A recent change lets some pensioners off the self-assessment hook. You usually have to complete a self-assessment tax return if the total amount of state pension exceeds the tax-free personal allowance of £11,000 for the 2016-17 tax year, even if it is your only source of income.

However, pensioners who first began to receive the state pension on or after April 6, 2016 - and have no other taxable income - no longer have to file a return. HMRC will instead send its own calculation of the tax owing for 2016/17. However, you should check the figures and pay any tax due by the end of the month.

Penalties for late filing can be harsh. There is an automatic £100 fine if you do not send the return by the end of January. If the return is still outstanding after three months, there is a daily penalty of £10 for up to 90 days. In other words, you could be hit with a £900 bill. Returns that are six months late attract a penalty of £300 or five per cent of the tax due, whichever is greater.

You cannot file a tax return unless you have a 10-digit unique taxpayer reference (UTR). The UTR was assigned when you registered for self-assessment and can be found on your documents from HMRC. If you cannot find a UTR, contact the self-assessment helpline (0300 200 3310). You must also enrol for the online service, but bear in mind that the process can take up to 10 days. If you are short of time, you can also log on with HMRC’s digital verification service, Gov.UK Verify.

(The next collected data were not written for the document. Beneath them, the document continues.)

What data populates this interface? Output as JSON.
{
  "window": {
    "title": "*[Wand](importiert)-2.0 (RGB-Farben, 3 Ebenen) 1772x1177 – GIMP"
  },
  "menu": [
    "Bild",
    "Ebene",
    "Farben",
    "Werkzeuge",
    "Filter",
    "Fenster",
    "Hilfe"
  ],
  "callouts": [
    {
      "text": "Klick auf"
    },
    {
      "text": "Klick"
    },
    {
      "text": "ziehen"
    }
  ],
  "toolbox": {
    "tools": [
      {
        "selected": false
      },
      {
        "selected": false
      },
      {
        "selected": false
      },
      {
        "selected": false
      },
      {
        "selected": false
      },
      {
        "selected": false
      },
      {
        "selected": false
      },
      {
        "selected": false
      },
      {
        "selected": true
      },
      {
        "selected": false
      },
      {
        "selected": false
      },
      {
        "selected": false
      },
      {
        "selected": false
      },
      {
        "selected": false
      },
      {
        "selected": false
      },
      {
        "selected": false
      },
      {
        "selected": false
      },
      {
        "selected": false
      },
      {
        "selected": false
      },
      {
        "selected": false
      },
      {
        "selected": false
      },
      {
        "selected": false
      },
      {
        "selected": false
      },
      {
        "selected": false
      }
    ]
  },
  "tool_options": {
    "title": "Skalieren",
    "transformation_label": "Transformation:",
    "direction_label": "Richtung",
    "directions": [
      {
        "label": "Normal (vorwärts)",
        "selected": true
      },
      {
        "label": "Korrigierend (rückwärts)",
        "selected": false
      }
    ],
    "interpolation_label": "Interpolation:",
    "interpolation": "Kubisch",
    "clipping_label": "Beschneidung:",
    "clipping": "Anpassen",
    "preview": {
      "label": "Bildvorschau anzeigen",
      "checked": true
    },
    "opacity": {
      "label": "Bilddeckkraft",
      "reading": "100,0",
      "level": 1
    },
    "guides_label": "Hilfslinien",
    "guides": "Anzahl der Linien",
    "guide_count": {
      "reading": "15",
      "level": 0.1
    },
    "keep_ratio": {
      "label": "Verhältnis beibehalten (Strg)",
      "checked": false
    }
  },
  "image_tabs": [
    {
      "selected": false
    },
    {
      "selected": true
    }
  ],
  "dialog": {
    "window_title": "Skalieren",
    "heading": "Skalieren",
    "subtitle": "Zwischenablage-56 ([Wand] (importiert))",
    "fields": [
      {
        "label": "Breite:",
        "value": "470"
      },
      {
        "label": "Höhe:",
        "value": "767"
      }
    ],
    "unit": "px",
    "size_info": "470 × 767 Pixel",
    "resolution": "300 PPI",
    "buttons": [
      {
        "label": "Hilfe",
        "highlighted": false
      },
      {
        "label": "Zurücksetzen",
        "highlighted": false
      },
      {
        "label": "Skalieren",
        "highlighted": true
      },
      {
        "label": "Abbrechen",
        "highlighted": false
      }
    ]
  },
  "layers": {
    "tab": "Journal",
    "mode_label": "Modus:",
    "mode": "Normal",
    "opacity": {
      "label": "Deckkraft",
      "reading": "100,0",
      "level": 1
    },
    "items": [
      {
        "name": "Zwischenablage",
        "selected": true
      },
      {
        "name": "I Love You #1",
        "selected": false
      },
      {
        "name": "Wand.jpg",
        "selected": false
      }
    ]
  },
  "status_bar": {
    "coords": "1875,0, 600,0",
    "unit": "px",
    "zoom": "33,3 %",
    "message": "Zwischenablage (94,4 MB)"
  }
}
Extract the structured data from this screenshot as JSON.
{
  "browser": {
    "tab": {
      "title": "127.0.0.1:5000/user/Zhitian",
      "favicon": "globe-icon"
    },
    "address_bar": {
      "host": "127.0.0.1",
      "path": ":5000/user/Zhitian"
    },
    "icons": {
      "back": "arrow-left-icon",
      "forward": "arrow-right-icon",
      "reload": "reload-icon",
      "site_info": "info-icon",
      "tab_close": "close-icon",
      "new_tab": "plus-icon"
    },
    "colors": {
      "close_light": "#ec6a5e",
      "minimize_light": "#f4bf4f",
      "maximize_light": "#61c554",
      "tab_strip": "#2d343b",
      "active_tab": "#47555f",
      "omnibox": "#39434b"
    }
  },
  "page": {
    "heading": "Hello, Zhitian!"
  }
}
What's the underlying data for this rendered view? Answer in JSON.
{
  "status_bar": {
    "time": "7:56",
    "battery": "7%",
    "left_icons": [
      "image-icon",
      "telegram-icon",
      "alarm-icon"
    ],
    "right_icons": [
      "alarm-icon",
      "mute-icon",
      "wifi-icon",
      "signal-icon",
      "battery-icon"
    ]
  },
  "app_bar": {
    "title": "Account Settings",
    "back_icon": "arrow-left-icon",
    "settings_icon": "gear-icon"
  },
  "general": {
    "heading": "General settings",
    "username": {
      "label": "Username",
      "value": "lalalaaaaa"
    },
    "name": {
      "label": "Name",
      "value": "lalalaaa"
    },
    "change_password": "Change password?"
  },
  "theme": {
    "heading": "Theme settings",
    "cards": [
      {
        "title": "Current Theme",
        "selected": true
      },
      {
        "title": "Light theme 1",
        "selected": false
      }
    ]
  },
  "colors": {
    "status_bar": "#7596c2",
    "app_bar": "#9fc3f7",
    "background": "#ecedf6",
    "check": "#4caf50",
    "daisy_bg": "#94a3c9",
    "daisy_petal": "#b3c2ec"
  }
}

The end of the month is also the deadline to pay the closing balance for any tax due for 2016/17. You might also have to pay the first payment on account for the tax year 2017/18, which is usually half the tax you owe from the previous year.

Again, there are penalties for late payment of tax. Any tax not paid after 30 days incurs a penalty of five per cent of the unpaid tax. There is an additional five per cent penalty if the tax is still outstanding after six months and a further five per cent if it is 12 months late.

It is therefore important to get on top of the paperwork and to meet the deadlines for both filing the return and any payment of tax.

Dawn Register, a tax partner at accountancy firm BDO, said: “If you miss the deadline, you will start to incur penalties. HMRC will also estimate your tax bill and could take action to recover any debt. If you can’t afford to pay the tax owing, you should still file the return and then contact HMRC as soon as possible – preferably before the deadline. If you can prove genuine hardship, you can often come to a ‘time to pay’ arrangement with HMRC.”

There are a few simple steps to follow to make sure you can file your return correctly and on time.

First, only fill in the relevant sections of the form and remember that ISAs, premium bonds, lottery wins, gambling winnings and the occasional eBay sale do not need to be included.

Tick the box if you are a Scottish taxpayer. You qualify as a Scottish taxpayer if you live primarily in Scotland.

Remember to send the form even if you do not owe any tax, otherwise you will incur penalties and always check whether HMRC wants gross figures – which include tax - or net figures – which exclude tax.

Claim any tax relief on charitable donations and personal pension contributions. Stephen Sutherland of accountancy firm John M Taylor & Co, said: “Many people don’t appreciate that reporting these amounts can reduce your tax bill if you are a higher-rate taxpayer.”

Finally, check all your numbers thoroughly before pressing submit. As Ms Register said: “The onus is on the individual to fill in the form correctly. HMRC also penalises people who make mistakes.”